By Timothy Prickett Morgan

Hot on the heels of its announcement earlier this month to build a supercomputer capable of unfolding human proteins, IBM Research has announced that it will offer $1m grants to research centers who participate in the US National Institutes of Health’s Protein Structure Initiative. IBM says that it will give grants to one or two of the three-to-six pilot centers participating in the initiative under NIH.

While the Blue Gene project seeks to simulate the process of protein folding, the Protein Structure Initiative will classify proteins by their shapes in the hopes that scientists will be able to correlate those shapes with the functions that proteins perform in human cells and the specific gene sequences in our DNA that create those proteins. The idea is that once we have the complete gene sequences from the Human Genome Project, scientists and medical researchers will want to be able to figure out what proteins are created by which gene sequences and their resulting shapes and functions.

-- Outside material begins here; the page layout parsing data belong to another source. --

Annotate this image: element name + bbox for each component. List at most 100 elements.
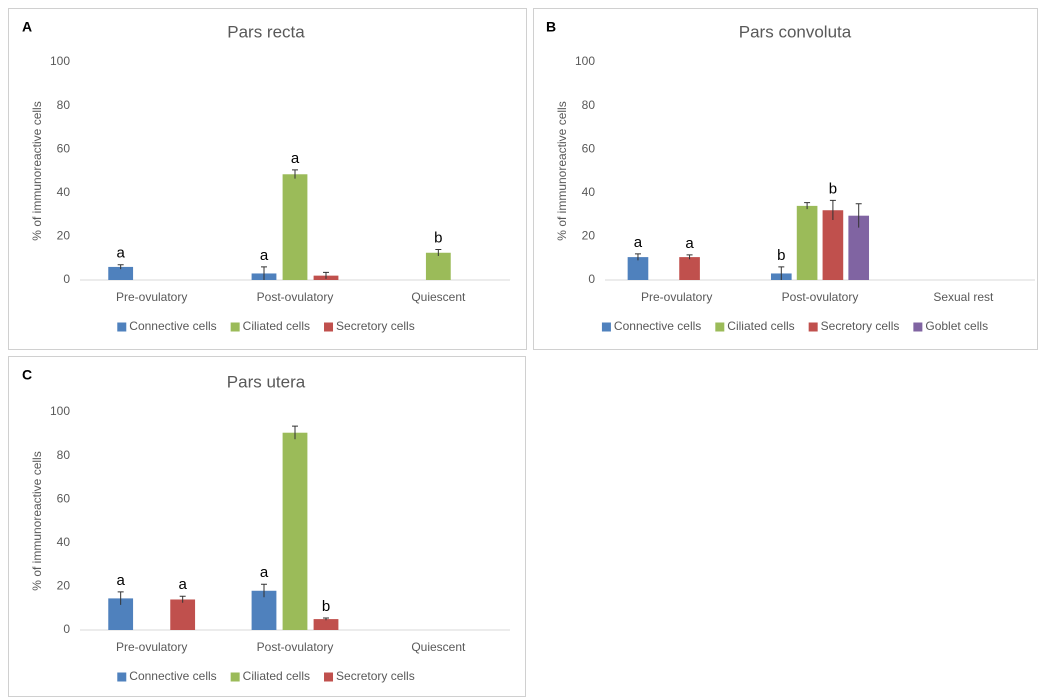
bar — [679, 257, 700, 280]
y-tick-label: 0 — [63, 272, 70, 286]
bar — [108, 266, 134, 280]
chart-title: Pars convoluta — [739, 22, 852, 41]
y-tick-label: 100 — [50, 404, 70, 418]
bar — [627, 257, 649, 280]
error-bar — [855, 203, 862, 228]
legend: Connective cells Ciliated cells Secretory … — [117, 669, 415, 683]
y-tick-label: 40 — [57, 535, 71, 549]
x-tick-label: Sexual rest — [933, 290, 994, 304]
x-tick-label: Post-ovulatory — [257, 640, 334, 654]
error-bar — [261, 583, 267, 598]
legend-swatch — [117, 672, 127, 682]
chart-title: Pars recta — [227, 22, 305, 41]
significance-label: a — [116, 572, 125, 589]
legend-label: Ciliated cells — [243, 319, 310, 333]
bar — [282, 432, 308, 630]
significance-label: a — [178, 576, 187, 593]
legend: Connective cells Ciliated cells Secretory … — [117, 319, 415, 333]
y-tick-label: 40 — [57, 185, 71, 199]
legend-swatch — [601, 322, 611, 332]
bar — [822, 210, 844, 280]
y-tick-label: 20 — [582, 229, 596, 243]
panel-label: B — [546, 19, 556, 35]
error-bar — [117, 591, 124, 605]
legend-swatch — [324, 672, 334, 682]
y-tick-label: 60 — [582, 141, 596, 155]
significance-label: b — [777, 247, 785, 264]
panel-frame — [8, 8, 527, 350]
significance-label: a — [685, 235, 694, 252]
y-tick-label: 80 — [57, 98, 71, 112]
y-axis-label: % of immunoreactive cells — [30, 101, 44, 240]
legend-swatch — [715, 322, 725, 332]
legend-swatch — [117, 322, 127, 332]
significance-label: a — [260, 564, 269, 581]
legend-label: Ciliated cells — [727, 319, 794, 333]
error-bar — [778, 266, 785, 280]
error-bar — [323, 617, 329, 621]
y-tick-label: 60 — [57, 491, 71, 505]
panel-frame — [533, 8, 1038, 350]
bar — [313, 619, 339, 630]
y-tick-label: 0 — [63, 622, 70, 636]
x-tick-label: Quiescent — [411, 640, 466, 654]
y-axis-label: % of immunoreactive cells — [30, 451, 44, 590]
y-tick-label: 20 — [57, 579, 71, 593]
bar — [170, 599, 196, 630]
y-tick-label: 20 — [57, 229, 71, 243]
legend-swatch — [913, 322, 923, 332]
bar — [282, 174, 308, 280]
significance-label: a — [260, 247, 269, 264]
panel-label: C — [22, 367, 32, 383]
bar — [796, 205, 818, 280]
y-tick-label: 100 — [50, 54, 70, 68]
legend-swatch — [230, 672, 240, 682]
significance-label: b — [322, 598, 330, 615]
error-bar — [435, 248, 442, 257]
error-bar — [261, 266, 267, 280]
significance-label: a — [116, 245, 125, 262]
y-tick-label: 80 — [582, 98, 596, 112]
error-bar — [292, 169, 298, 179]
legend-label: Goblet cells — [925, 319, 988, 333]
x-tick-label: Pre-ovulatory — [116, 640, 187, 654]
legend-label: Secretory cells — [336, 319, 415, 333]
legend: Connective cells Ciliated cells Secretory … — [601, 319, 988, 333]
error-bar — [292, 425, 298, 440]
significance-label: b — [434, 229, 442, 246]
x-tick-label: Post-ovulatory — [257, 290, 334, 304]
legend-label: Connective cells — [614, 319, 701, 333]
legend-swatch — [324, 322, 334, 332]
x-tick-label: Quiescent — [411, 290, 466, 304]
y-tick-label: 100 — [575, 54, 595, 68]
bar — [848, 215, 870, 280]
error-bar — [686, 254, 693, 260]
legend-swatch — [808, 322, 818, 332]
y-tick-label: 0 — [588, 272, 595, 286]
x-tick-label: Post-ovulatory — [782, 290, 859, 304]
bar — [425, 252, 451, 280]
legend-label: Connective cells — [129, 669, 216, 683]
y-tick-label: 40 — [582, 185, 596, 199]
y-tick-label: 80 — [57, 448, 71, 462]
legend-label: Secretory cells — [336, 669, 415, 683]
legend-label: Connective cells — [129, 319, 216, 333]
error-bar — [179, 595, 186, 603]
chart-title: Pars utera — [227, 372, 306, 391]
error-bar — [117, 264, 124, 270]
error-bar — [829, 199, 836, 221]
y-axis-label: % of immunoreactive cells — [555, 101, 569, 240]
x-tick-label: Pre-ovulatory — [641, 290, 712, 304]
panel-frame — [8, 356, 526, 697]
legend-label: Secretory cells — [821, 319, 900, 333]
legend-swatch — [230, 322, 240, 332]
legend-label: Ciliated cells — [243, 669, 310, 683]
x-tick-label: Pre-ovulatory — [116, 290, 187, 304]
significance-label: a — [634, 234, 643, 251]
error-bar — [323, 271, 329, 279]
error-bar — [804, 202, 811, 210]
y-tick-label: 60 — [57, 141, 71, 155]
panel-label: A — [22, 19, 32, 35]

Researchers estimate that they will have to categorize about 10,000 protein structures under the project, and the exact number of centers to be set up will be largely dependent on the amount of processing power each center has. To that end, IBM is committing the money to the NIH centers so they can in turn buy RS/6000 SP supercomputers and related software and services. Why IBM hasn’t committed to providing the full amount of hardware necessary for the project probably has more to do with the budgets at IBM Research than it does with IBM’s desire to have NIH adopt SP technology wholesale.